PQC Resource Guide Directory
Every resource referenced above, grouped for quick access.
Foundational and government guidance (free)
- CISA / NSA / NIST — Quantum-Readiness: Migration to Post-Quantum Cryptography
- NIST — Post-Quantum Cryptography project (plain-language overview and standards hub)
- NIST — PQC standardization process and FIPS 203/204/205
- NIST — FIPS 203 (ML-KEM) standard document
- NIST NCCoE — Migration to Post-Quantum Cryptography project
- NIST NCCoE — Migration project documentation and FAQ
- NSA — Post-Quantum Cybersecurity Resources (CNSA 2.0)
- UK NCSC — Timelines for migration to post-quantum cryptography
- Cloud Security Alliance — quantum-readiness resources
- GitHub — curated Post-Quantum Cryptography Resources list
- Post-Quantum Cybersecurity — Post-Quantum Cryptrography Guide
Courses and certifications
- edX (UMBC) — Introduction to Post-Quantum Cryptography
- Coursera — cryptography and quantum cryptography courses
- Class Central — PQC course catalog (free and paid)
- Tonex — Certified Quantum & Post-Quantum Cryptography Professional (QPQCP)
- Quantum Security Defence (QSECDEF) — PQC lecture series and membership
Hands-on technical resources
- Open Quantum Safe — project home
- Open Quantum Safe — liboqs library (GitHub)

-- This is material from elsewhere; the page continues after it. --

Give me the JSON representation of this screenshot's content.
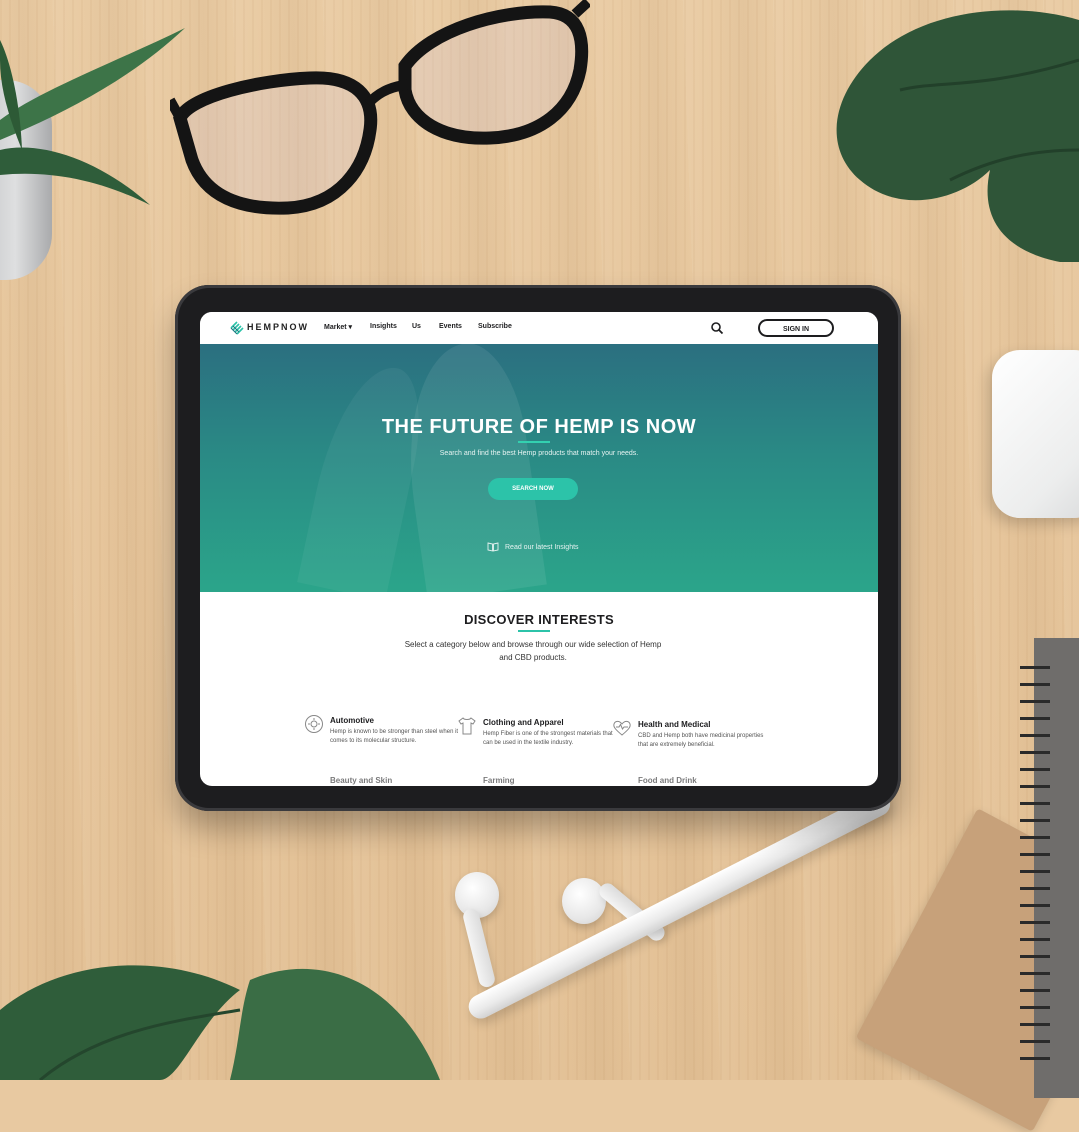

- Open Quantum Safe — full organization, including the OpenSSL provider and demos
Vendor, consulting, and alliance resources
- IBM Quantum Safe
- Quantum-Safe 360 Alliance (Keyfactor, IBM Consulting, Thales, Quantinuum) guidance
You do not need a budget to begin training a team on post-quantum cryptography. The authoritative material — NIST’s standards, the CISA/NSA/NIST factsheet, the NCCoE migration project, and the Open Quantum Safe sandbox — is free, current, and sufficient to build real competence. Paid courses and certifications add structure and credentials where roles justify them, and vendor resources illuminate deployment realities. The decisive move is to match resources to roles, anchor the learning to a real cryptographic inventory, and revisit the material on a regular cadence, because the timelines are tightening and cryptographic migrations have historically taken far longer than organizations expect.